Rapat koordinasi PanjaRUUU TNI bersama Komisi I DPR dan pemerintahan telah menetapkan penambahan posisi sipil yang boleh diduduki oleh anggota militer aktif. Kesepakatan tercapai antara legislatif dan eksekutif untuk memperbolehkan enam departemen atau badan dipimpin oleh prajurit TNI yang masih bertugas.
Kelompok Civis Mengkritisi Ekspansi Pasukan Militer dalam Urusan Sipil
Koalisi Masyarakat Sipil untuk Reformasi Sektor Keamanan menyatakan bahwa rancangan pengubahan Undang-Undang Tentara Nasional Indonesia memiliki beberapa butir yang meragukan. Menurut mereka, penguatan posisi TNI dalam urusan non-militer mencerminkan kebangkitan lagi dari konsep dwifungsi ABRI.

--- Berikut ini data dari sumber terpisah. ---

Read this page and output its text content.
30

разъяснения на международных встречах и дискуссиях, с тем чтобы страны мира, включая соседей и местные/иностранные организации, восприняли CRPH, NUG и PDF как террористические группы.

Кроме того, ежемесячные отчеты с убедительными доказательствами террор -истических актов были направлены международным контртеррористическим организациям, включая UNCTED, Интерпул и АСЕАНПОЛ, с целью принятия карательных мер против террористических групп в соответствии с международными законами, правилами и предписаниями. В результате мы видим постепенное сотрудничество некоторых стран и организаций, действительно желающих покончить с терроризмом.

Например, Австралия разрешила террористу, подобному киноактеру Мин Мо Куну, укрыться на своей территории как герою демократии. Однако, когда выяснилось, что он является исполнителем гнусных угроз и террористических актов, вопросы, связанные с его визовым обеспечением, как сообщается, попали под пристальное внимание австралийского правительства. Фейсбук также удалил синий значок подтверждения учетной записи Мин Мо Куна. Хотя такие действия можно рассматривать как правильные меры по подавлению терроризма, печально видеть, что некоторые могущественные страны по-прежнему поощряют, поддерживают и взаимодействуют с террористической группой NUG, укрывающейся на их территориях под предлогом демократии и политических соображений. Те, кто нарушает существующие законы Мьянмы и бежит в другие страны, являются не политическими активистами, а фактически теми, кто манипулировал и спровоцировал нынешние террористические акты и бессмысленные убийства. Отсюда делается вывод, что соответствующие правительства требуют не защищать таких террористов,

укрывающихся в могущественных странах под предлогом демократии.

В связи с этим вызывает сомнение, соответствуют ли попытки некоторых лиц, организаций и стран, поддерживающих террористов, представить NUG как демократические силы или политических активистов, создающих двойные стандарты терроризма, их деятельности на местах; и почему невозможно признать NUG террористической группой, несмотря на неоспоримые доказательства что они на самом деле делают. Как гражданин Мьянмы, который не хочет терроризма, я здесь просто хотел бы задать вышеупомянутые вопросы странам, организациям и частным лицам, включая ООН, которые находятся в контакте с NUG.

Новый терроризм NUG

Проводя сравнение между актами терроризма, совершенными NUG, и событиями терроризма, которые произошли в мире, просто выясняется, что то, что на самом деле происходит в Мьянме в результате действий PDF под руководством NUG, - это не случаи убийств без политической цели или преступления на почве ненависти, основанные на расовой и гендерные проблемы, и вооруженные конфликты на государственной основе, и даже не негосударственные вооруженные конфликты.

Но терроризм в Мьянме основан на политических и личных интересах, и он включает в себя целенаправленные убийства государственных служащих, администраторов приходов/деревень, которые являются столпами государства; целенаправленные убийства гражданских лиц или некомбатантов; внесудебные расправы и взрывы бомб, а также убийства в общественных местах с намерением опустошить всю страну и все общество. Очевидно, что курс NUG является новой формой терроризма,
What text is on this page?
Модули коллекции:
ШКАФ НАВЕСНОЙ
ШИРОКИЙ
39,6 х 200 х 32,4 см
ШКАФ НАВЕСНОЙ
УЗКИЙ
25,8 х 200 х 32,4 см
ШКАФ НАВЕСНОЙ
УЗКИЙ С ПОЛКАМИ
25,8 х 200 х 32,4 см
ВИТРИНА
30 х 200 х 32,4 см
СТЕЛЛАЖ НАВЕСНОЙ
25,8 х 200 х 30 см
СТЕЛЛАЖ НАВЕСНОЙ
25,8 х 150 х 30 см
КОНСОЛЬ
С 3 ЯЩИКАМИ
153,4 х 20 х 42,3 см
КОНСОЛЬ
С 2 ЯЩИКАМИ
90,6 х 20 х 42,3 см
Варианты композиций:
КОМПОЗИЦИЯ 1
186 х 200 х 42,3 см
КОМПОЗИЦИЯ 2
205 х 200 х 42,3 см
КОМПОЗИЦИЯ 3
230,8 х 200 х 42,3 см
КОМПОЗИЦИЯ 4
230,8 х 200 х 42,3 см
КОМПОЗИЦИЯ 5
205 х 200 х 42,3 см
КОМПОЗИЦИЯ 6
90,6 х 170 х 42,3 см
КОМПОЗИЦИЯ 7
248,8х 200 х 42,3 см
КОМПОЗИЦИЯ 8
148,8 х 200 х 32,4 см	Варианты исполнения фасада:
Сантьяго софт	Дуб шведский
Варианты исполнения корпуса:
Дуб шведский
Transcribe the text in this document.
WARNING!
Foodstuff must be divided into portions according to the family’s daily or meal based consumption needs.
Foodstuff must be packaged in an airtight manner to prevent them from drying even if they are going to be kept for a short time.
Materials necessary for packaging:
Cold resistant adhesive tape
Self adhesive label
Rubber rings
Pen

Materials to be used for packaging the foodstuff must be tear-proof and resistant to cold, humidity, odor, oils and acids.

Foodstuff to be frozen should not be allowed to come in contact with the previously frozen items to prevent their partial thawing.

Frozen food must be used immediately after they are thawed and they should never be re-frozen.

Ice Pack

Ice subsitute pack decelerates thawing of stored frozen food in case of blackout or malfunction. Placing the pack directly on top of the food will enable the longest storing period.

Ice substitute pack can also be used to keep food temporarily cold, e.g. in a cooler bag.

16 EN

Koordinator Komisi untuk Orang Hilang dan Korban Tindak Kekerasan (Kontras) Dimas Bagus Arya mengatakan, pada aspek perluasan di jabatan sipil, penempatan TNI di Kejaksaan Agung dan Kementerian Kelautan dan Perikanan (KKP) tidak tepat. “Untuk di kantor Kejaksaan Agung, penempatan ini tidaklah tepat karena fungsi TNI sejatinya sebagai alat pertahanan negara,” kata Dimas lewat keterangan resmi Koalisi pada Jumat, 14 Maret 2025. Kontras adalah bagian dari koalisi ini.
Dimas menjelaskan bahwa walaupun sekarang telah ada Jaksa Agung Muda Bidang Perkara Militer (Jampidmil) di Kejaksaan Agung (Kejagung), perwira TNI yang masih bertugas aktif di sana seharusnya harus mundur lebih dulu. Sejak proses pendirian Jampidmil dimulai, Koalisi menyatakan telah mencela adanya institusi tersebut sebagai hal yang tak dibutuhkan.
Mereka berpendapat bahwa Jampidmil hanya mengurus kasus-kasus yang berkaitan dengan koneksi atau pengaruh, oleh karena itu tak perlu dijadikan posisi tetap. Sedangkan Koalisi menyatakan bahwa demi keperluan terkait koneksi tersebut, sebetulnya dapat ditangani secara individual melalui pembentukan tim spesifik. ad hoc kombinasi tim Kejaksaan Agung dengan otoritas militer.
Koalisi berpendapat bahwa apa yang dibutuhkan bukanlah penambahan jumlah posisi sipil yang bisa dijabat oleh prajurit TNI aktif, melainkan sebaliknya, yaitu penyempitan, pembatasan, serta pengurangan jumlah prajurit TNI aktif yang boleh mengambil alih posisi sipil seperti yang tertera dalam Undang-Undang Tentang TNI. "Maka itu, apabila ada niat untuk memperbaharui UU TNI tersebut, lebih baik lagi kalau dari 10 posisi sipil yang disebutkan pada Pasal 47 ayat (2), beberapa di antaranya dikurangi daripada ditambah," ungkap Dimas.
Hammam Izzuddin dan Antara bersumbang dalam penyusunan artikel ini.